19
Although Brett Stephens had been adamant that most of the town’s population had turned, there was still a handful who hadn’t and who indeed had not the slightest idea of what was going on.
Marilyn Spencer had thought she had heard a commotion coming from somewhere in town but had dismissed it as being the TV when she had heard the gunshots. The bloody news was the culprit, she thought, there was nothing but shouting and fighting and politics on it these days. But after a time she had begun to realise that it couldn’t be the TV because she didn’t have it on. After a moment's debate, she had gotten up from the veranda stool where she was working on a crossword and shuffled into the living room. She had a tiny flat screen that her daughter, Tracy, had gotten her last Christmas. It was small but the right size for her in this mediocre space. After seeing that the TV was off and that the window was open, she had made her way to the front door and had opened it carefully, stepping out onto the porch, listening.
She lived at the far opposite end of Giles Street from the old Commonwealth Bank building, across the road from the pub and in a house that had the look of a tiny, woodland cottage. Her garden was ambitious for the size of the property, and even at her age, she was still able to tend to her plants regularly. Only rain when it seldom came, kept her from her yard-work. Her belief was that physical activity was what kept the body going and so she tended to it as much as she could, despite the knocks and bumps she acquired on a regular basis.
She puttered along the path to her front gate and peered up the main road. It was almost thirty-seven degrees today but the heat never bothered her- she had been dealing with dry, arid Wilton summers for as long as she could remember. It was the winters that brought trouble. The bones of the old are more susceptible to the cold and she supposed that if she made it another year she would take up her daughter's suggestion of going into the Villa nursing home in Leeton. But she had, of course, been telling herself this for almost nine years. It was the thought of not being able to tend to her plants that kept her here
There was nothing about the main street that day that indicated anything out of the ordinary and she supposed with some distaste that perhaps she had imagined it. The sky had come over grey and there was the sweet smell of zinc on the air, all the warnings of an approaching thunderstorm, except she knew it wouldn’t happen. It was coming from the west and anything that came from that direction usually passed through and bawled its showers elsewhere. Though flies swarmed eagerly around her head, she did not swoop at them. Like the heat, she was used to it and a part of her reckoned that to swat was to only encourage them.
She bent low and fished a full bottle of VB from the bushes to her left. She had done this many times, it was one of the plights of having the pub standing directly across the road. Once or twice there had been an eighteenth or a twenty-first over there and the next day her garden had looked as though the party had swung by her place during the night. She had almost expected to find someone curled up asleep in her backyard.

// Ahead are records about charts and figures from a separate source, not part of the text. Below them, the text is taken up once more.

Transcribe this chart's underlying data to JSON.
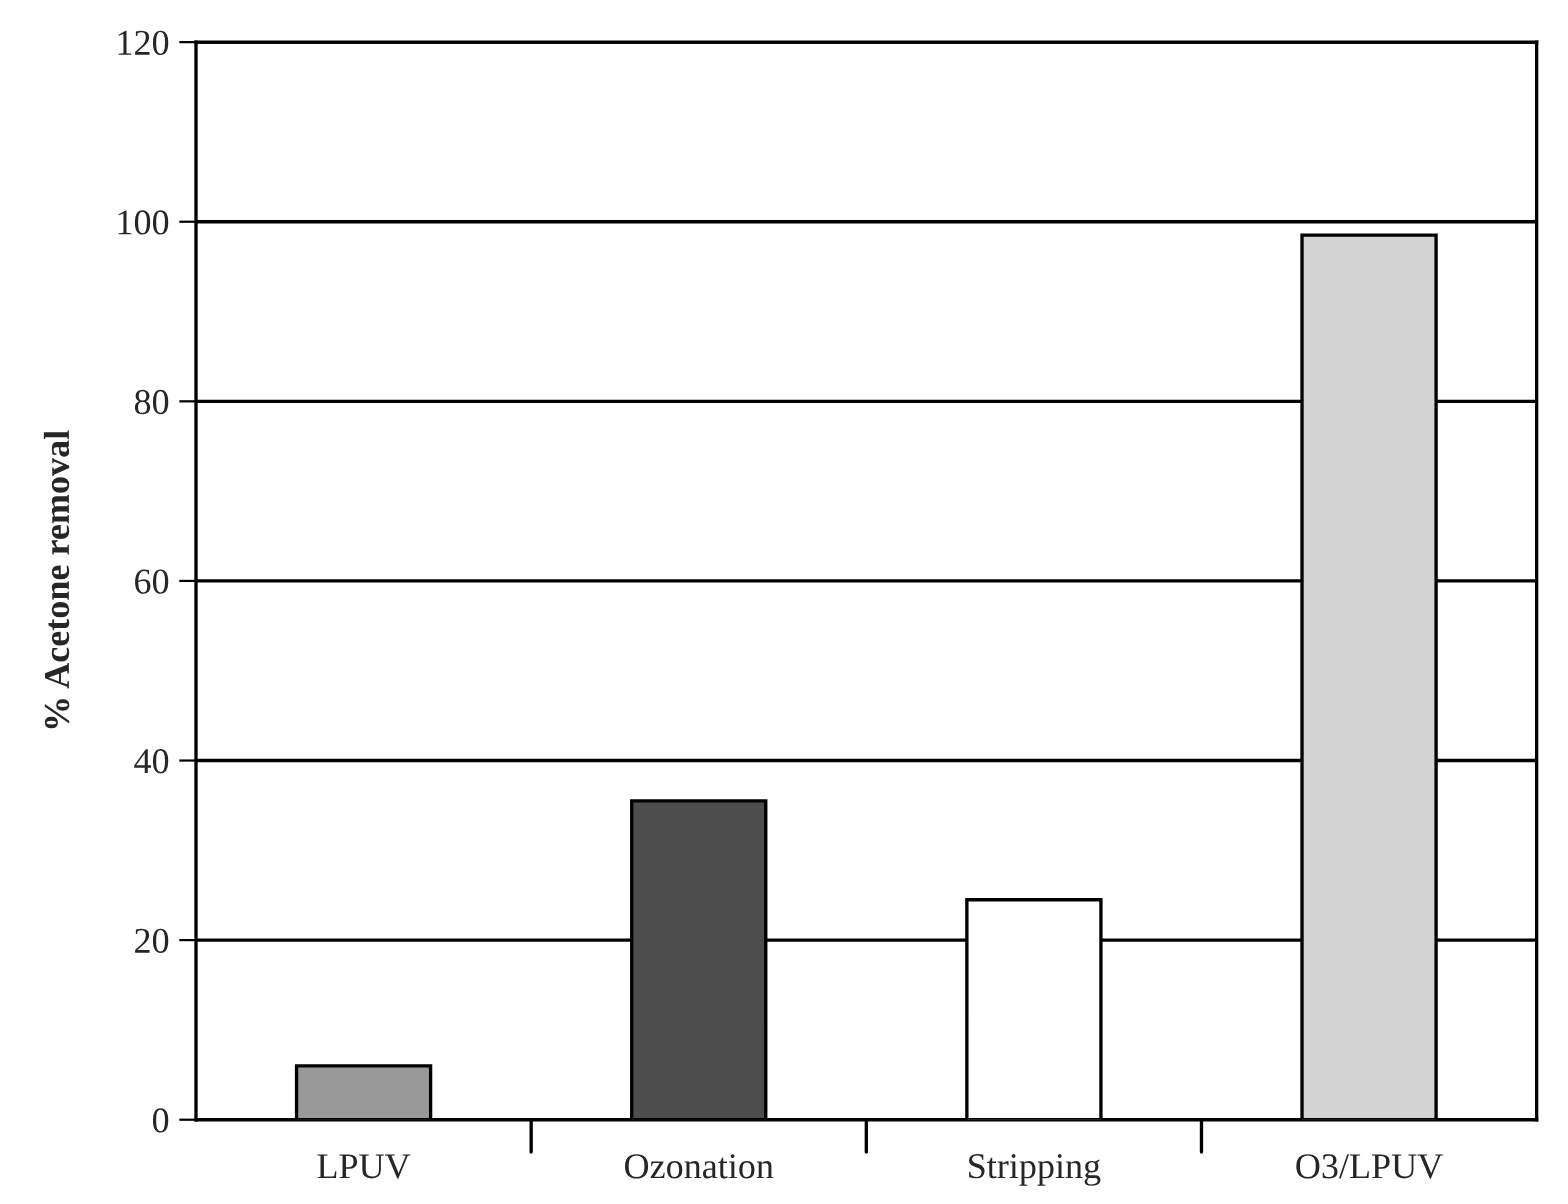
{
  "chart_data": {
    "type": "bar",
    "ylabel": "% Acetone removal",
    "categories": [
      "LPUV",
      "Ozonation",
      "Stripping",
      "O3/LPUV"
    ],
    "values": [
      6,
      35.5,
      24.5,
      98.5
    ],
    "colors": [
      "#999999",
      "#4d4d4d",
      "#ffffff",
      "#d3d3d3"
    ],
    "ylim": [
      0,
      120
    ],
    "yticks": [
      0,
      20,
      40,
      60,
      80,
      100,
      120
    ],
    "grid": "y",
    "legend": false
  }
}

After picking up the cans and tossing them into the recycling bin, she had crossed the road and had complained to d**k, the pub manager. He was a small man, bald and arrogant, but even he melted into a child-like form around the old lady. Especially when she had begun to describe how her yard had looked as though it had been rained on by every brewery in the country. He had shaken his head and had told her he would talk to some of the lads who had been there the previous night and whatever he had said had worked for, if only for a month. Then the odd bottle and can had started creeping back in.
She leaned against the gate and allowed her back to stretch slightly. In the stillness of the town, she heard it, not as loud as before but loud enough; gunfire. It rolled through the air like thunder, startling her and sending her blood cold. She took a step back from the gate, unsure now whether she wanted to be sticking her neck out so far.
Probably just hoons, she thought. A second gunshot made her flinch again, her hand subconsciously finding her St Christophers necklace and clutching it.
“My goodness,” she said. It occurred to her that she should call the police, even if it was a false alarm. She supposed that someone else might be doing exactly as she was, listening, perhaps already on the phone to the authorities. But then there was always the possibility that nobody except her had heard it. It was a small town after all.
Subconsciously, she waited for a third gunshot. Her legs were growing tired, her knees giving way to the arthritic pain that flared in her joints on humid days. She knew she'd have to return to the house, that she couldn't just stand out here all day. So she turned and wandered back, pausing only when she thought she had heard something. A car approaching perhaps. There had been very little activity going on in Wilton that day and it would have been a welcoming sight to see even one of those big, snaking b-double trucks that liked to roll by her house on their way to Adelaide at three am, waking her from her slumber.
But nothing came. Perhaps it had been a one-off, and why not? What had she expected?